Ma la sfida rimane: bilanciare i due ruoli – quasi antitetici – dei monumenti religiosi, senza sacrificare la loro essenza di luoghi di culto. “Un’impresa particolarmente difficile – spiega Daniel Olsen, un professore della Brigham Youth University (Utah, Usa), che studia il turismo religioso –, perché il desiderio sarebbe quello di fare vivere ai turisti l’esperienza religiosa dei fedeli”. 

Con 330 milioni di persone che visitano ogni anno i luoghi di culto, il turismo dei monumenti sacri è uno dei mercati più vasti dell’industria dell’ospitalità. In chiese che tendono ad avere un calendario di servizi religiosi più fitto rispetto alle parrocchie “normali”, cresce anche la frequenza di fedeli. I quali ovviamente devono avere accesso libero, al contrario dei turisti, che in molti casi pagano il biglietto, spesso indispensabile fonte per la salvaguardia del sito.
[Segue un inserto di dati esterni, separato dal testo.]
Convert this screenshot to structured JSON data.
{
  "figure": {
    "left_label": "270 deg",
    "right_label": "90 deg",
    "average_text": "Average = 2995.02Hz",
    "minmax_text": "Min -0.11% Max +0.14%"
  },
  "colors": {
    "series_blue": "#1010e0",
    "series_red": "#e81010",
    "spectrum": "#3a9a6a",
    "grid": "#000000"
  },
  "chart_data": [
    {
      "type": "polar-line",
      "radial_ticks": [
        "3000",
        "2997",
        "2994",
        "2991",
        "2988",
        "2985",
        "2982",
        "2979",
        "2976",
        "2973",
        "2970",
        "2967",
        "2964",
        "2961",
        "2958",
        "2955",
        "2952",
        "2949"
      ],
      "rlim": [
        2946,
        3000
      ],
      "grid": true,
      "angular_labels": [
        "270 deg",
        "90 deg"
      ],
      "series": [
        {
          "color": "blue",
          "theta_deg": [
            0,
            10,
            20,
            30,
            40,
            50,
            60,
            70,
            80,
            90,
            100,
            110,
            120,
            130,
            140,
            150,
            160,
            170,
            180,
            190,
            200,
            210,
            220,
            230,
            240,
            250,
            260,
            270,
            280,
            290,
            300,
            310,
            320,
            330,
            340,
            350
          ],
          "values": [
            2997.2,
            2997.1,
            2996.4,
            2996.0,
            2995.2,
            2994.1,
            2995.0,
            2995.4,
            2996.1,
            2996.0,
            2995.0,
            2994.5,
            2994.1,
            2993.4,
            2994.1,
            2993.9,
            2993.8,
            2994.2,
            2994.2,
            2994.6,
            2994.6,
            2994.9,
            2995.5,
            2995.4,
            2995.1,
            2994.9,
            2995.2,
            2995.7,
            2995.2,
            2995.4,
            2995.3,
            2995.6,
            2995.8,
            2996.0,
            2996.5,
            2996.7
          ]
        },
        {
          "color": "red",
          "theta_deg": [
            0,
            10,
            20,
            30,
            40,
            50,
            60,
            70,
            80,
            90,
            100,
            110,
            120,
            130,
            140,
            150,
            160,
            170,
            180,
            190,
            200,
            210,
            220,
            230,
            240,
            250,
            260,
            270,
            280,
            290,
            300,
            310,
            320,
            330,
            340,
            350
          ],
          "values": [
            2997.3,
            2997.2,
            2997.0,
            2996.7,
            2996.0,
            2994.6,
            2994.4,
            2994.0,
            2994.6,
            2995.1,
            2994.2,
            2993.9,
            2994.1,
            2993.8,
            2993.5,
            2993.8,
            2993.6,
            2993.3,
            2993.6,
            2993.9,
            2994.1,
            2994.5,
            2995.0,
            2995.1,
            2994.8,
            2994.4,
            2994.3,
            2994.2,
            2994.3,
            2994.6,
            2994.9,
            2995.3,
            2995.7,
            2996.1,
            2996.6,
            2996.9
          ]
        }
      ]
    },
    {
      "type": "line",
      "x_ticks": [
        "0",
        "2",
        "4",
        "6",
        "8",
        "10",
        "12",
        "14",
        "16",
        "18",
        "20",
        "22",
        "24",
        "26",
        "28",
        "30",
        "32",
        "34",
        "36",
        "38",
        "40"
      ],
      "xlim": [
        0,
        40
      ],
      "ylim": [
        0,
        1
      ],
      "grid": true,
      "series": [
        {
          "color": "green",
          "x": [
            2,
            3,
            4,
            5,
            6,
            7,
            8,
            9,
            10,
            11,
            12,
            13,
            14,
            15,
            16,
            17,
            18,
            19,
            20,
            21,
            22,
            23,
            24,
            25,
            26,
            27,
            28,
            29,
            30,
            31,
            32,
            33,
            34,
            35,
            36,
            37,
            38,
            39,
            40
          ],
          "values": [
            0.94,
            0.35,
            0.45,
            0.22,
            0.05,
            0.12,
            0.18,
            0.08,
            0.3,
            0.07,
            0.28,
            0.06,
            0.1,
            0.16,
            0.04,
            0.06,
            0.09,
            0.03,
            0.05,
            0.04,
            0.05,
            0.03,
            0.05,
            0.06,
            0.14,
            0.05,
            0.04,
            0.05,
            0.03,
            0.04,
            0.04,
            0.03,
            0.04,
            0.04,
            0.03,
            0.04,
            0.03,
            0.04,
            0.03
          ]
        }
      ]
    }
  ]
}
“Il tempio deve rimanere un luogo deputato ai servizi religiosi, non un parco a tema”, dice Joan Albaiges, dopo aver preso Messa nella Sagrada Familia, come fa regolarmente da 60 anni.  Albaiges ha apprezzato l’iniziativa adottata negli anni recenti di celebrare una messa multilingue, la domenica, nell’altare principale della svettante e colorata basilica. Senonché la domanda per gli 800 biglietti a costo zero è talmente elevata, che ogni domenica centinaia di persone non riescano ad entrare dopo aver fatto la coda – ammette lo stesso reverendo Turull.

I leader laici e religiosi sono convinti che le storie dei siti sacri dovrebbero essere raccontate a tutti gli ospiti, la cui familiarità con le tradizioni di fede decresce, in Paesi dove la rapida secolarizzazione porta sempre meno persone nei luoghi di culto di periferia, spesso chiusi, sconsacrati o riconvertiti ad altro.